After the dengue outbreak comes influenza. The seasonal flu marked by high fever and a hacking cough has overtaken dengue in the National Capital Region.
Over the past week, more people are visiting fever clinics with symptoms of high grade fever, cold, cough and painful throat. A sore throat and hacking cough, which may last for two weeks after fever gets over, differentiates influenza from dengue.
“With the mercury dropping, seasonal flu infections have started going up and this will last through winter,” said Dr Atul Gogia, senior consultant, department of medicine, Ganga Ram Hospital.
Most cases of flu do not need hospital care and can be treated symptomatically. The dengue scare, however, persists and most people insist on getting tested for the mosquito-borne disease.
Ritwika Nath, 28, who works with a multinational company, suspected she had dengue when she started running high fever for two days. “I started feeling sick at work on Monday and by the time I was home, I was running 103 degrees fever that didn’t respond to paracetamol,” says the Uttam Nagar resident.
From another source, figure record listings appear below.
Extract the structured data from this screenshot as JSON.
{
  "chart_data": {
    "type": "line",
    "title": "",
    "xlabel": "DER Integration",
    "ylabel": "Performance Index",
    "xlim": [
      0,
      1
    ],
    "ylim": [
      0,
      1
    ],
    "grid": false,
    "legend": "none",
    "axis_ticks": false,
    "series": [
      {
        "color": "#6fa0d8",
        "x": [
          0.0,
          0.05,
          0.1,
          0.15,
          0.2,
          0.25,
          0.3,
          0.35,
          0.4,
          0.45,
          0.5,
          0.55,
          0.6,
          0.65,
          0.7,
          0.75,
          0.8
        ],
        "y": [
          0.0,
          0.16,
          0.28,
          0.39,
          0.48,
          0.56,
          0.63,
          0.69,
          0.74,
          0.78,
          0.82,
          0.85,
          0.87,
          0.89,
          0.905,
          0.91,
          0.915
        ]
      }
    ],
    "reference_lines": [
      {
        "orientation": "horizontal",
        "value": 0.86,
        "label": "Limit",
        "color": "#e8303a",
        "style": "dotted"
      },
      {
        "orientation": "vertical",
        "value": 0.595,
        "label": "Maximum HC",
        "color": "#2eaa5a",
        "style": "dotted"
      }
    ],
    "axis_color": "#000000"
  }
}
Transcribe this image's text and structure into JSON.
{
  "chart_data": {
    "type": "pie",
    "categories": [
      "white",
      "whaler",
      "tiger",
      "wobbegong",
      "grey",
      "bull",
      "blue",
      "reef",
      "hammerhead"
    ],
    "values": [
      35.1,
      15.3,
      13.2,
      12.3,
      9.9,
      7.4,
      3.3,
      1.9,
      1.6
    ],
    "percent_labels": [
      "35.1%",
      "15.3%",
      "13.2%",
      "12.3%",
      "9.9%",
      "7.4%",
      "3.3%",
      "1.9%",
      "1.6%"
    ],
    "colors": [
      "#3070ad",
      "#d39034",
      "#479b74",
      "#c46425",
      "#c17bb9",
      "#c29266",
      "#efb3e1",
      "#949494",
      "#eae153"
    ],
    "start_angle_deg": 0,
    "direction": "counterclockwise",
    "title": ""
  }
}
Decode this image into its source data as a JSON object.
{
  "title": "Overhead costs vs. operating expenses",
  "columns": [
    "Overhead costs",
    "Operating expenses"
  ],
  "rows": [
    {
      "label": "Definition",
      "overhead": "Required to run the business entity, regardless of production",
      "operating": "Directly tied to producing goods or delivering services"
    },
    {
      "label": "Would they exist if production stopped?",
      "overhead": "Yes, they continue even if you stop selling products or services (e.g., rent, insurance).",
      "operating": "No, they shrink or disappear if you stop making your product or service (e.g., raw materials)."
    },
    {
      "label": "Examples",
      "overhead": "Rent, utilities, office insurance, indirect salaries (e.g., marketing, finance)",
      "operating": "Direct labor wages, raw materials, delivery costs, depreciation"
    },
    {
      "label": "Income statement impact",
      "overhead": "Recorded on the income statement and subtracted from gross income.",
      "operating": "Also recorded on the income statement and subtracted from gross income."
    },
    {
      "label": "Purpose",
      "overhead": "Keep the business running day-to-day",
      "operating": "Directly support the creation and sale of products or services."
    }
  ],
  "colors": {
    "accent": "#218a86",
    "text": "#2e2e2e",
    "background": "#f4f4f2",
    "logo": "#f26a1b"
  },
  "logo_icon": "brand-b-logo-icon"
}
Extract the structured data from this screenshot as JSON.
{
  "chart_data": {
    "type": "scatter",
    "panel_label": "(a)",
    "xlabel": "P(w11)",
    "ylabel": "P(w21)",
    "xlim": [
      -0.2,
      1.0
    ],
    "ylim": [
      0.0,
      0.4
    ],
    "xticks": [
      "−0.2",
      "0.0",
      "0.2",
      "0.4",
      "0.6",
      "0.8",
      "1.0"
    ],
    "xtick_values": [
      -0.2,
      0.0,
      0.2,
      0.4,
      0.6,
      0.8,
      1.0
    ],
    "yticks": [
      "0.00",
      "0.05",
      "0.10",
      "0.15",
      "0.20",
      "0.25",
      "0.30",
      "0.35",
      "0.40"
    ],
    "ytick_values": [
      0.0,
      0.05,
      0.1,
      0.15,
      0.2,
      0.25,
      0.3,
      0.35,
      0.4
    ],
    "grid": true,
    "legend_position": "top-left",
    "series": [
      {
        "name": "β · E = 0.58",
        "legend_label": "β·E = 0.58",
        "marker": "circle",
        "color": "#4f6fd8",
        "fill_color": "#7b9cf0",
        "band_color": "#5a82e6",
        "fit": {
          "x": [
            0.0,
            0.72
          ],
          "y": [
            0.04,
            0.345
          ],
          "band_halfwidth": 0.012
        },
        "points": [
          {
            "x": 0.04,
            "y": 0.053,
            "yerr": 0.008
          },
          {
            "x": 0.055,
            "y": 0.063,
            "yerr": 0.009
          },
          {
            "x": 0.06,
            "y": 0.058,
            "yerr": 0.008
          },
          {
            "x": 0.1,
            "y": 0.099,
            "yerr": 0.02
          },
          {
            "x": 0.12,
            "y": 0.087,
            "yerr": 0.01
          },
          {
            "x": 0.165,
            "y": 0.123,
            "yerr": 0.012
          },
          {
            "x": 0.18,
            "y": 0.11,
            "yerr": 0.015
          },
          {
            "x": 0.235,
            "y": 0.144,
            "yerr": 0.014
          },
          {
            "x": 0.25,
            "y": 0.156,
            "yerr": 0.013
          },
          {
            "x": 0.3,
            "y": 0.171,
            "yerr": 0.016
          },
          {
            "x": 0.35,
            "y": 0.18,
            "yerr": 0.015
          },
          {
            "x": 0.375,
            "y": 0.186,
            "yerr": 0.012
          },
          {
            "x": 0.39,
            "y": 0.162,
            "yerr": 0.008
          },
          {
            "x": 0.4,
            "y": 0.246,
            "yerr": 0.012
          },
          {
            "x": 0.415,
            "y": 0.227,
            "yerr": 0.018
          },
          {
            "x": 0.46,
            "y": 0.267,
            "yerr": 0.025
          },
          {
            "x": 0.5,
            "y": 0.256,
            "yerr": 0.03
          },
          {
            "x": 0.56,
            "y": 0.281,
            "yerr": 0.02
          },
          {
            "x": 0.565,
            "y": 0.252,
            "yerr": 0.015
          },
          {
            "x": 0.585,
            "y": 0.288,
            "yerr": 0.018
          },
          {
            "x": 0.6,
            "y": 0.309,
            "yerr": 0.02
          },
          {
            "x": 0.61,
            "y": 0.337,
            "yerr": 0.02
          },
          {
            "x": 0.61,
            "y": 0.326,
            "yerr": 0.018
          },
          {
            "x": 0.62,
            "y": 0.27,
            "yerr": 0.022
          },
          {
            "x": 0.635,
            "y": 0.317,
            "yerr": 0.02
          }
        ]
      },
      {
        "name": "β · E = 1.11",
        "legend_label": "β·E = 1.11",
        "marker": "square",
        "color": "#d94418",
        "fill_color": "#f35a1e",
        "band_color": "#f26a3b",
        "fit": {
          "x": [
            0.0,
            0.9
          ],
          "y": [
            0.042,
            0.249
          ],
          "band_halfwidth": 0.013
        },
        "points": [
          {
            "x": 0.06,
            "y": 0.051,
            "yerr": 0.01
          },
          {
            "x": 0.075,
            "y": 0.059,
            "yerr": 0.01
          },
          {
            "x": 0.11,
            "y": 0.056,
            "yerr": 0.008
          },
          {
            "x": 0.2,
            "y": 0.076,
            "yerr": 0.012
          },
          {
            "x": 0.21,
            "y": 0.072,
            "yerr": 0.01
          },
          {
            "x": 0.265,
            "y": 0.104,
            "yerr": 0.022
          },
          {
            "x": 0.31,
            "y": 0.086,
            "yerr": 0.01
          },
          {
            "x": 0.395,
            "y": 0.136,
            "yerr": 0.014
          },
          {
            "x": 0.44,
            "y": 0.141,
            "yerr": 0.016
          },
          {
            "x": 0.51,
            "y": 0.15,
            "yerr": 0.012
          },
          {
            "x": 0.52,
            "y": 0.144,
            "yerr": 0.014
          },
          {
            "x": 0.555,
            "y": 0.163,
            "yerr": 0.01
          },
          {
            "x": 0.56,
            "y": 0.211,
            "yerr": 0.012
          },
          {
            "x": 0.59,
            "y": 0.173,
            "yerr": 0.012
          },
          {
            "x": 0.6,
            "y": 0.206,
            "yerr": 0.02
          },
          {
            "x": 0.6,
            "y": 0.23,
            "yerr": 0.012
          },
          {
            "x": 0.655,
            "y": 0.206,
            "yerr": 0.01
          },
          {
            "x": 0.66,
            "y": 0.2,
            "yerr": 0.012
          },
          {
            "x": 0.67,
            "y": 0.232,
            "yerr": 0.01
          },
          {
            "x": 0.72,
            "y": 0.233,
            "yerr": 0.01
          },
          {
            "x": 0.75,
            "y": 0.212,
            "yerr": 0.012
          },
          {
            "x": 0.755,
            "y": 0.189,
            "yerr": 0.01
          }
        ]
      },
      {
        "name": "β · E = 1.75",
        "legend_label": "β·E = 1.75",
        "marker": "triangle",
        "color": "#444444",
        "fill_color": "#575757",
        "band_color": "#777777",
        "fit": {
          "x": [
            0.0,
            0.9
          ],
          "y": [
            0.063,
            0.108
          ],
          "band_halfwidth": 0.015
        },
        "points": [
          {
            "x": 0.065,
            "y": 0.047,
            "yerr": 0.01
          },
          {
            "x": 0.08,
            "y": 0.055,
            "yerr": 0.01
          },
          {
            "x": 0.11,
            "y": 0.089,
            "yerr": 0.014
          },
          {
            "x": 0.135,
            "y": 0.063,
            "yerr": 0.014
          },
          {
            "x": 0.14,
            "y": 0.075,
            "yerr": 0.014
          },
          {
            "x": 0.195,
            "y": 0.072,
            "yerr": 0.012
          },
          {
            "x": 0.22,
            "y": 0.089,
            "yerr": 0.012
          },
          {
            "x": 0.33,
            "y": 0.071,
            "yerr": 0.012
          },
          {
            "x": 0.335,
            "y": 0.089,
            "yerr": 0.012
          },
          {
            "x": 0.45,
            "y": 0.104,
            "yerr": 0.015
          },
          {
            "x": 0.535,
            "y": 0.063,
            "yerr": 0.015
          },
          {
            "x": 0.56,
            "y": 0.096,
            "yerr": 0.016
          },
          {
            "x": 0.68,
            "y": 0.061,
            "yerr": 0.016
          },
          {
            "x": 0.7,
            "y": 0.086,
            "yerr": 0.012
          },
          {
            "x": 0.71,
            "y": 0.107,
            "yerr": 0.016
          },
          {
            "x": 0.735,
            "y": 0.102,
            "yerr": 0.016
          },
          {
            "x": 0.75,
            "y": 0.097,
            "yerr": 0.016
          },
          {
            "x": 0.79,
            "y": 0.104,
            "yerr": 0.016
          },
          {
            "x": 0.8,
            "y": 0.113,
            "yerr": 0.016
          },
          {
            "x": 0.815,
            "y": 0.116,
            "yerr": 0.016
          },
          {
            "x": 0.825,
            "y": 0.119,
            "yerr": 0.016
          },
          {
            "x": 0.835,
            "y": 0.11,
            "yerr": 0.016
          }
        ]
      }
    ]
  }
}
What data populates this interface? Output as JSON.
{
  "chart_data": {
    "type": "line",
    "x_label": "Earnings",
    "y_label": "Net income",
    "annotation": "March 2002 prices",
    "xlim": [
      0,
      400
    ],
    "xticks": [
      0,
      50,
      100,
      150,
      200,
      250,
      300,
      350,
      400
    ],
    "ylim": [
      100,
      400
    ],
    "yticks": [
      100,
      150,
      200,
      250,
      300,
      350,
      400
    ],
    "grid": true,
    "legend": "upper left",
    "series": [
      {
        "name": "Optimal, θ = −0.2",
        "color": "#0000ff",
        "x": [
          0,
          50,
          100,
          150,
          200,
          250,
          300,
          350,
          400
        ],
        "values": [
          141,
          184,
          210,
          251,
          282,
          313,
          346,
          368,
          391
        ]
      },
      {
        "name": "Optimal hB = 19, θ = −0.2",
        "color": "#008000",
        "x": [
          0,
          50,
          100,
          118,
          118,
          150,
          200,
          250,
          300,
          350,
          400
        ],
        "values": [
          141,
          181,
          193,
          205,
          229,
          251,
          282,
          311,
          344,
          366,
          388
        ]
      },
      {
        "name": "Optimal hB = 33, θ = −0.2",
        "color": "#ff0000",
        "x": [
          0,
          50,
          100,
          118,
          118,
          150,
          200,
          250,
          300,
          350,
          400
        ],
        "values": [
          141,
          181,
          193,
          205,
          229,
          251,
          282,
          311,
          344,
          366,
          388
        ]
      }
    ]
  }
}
“The high fever continued on Tuesday and Wednesday, which scared me. The doctor diagnosed it as seasonal flu but I still got a dengue test done, which was negative,” she said.
Dr Srikant Sharma, senior consultant, department of internal medicine at Moolchand Hospital, says, “People start panicking the moment they get high fever. We do clinically assess them to rule out dengue, considering it is also a viral disease and there are certain common symptoms.
The common differentiating factor is that in most dengue cases the upper respiratory tract is not affected, say doctors.
“A sore throat, cold and cough symptoms are usually not seen in dengue patients. Dengue causes extreme head and body ache, with nausea. We don’t ask all to get tested but only those with severe symptoms or people with underlying medical condition such as diabetes, high blood pressure, children and the elderly,” said Dr Gogia.
Flu viruses travel through the air in droplets when someone with the infection coughs, sneezes or talks. One can inhale the droplets directly, or can pick up the germs from objects like door knobs, computer keyboard, table top, etc., that are eventually transferred when the person touches his or her eyes, nose or mouth.
Seasonal influenza is a self-limiting disease that has only symptomatic treatment -- paracetamol to reduce fever and increased fluid intake to avoid dehydration due to high fever. But doctors recommend high risk people to see a specialist if symptoms appear.
Children, people above 65 years of age, and those with low immunity can take a flu vaccine shot before monsoon sets in.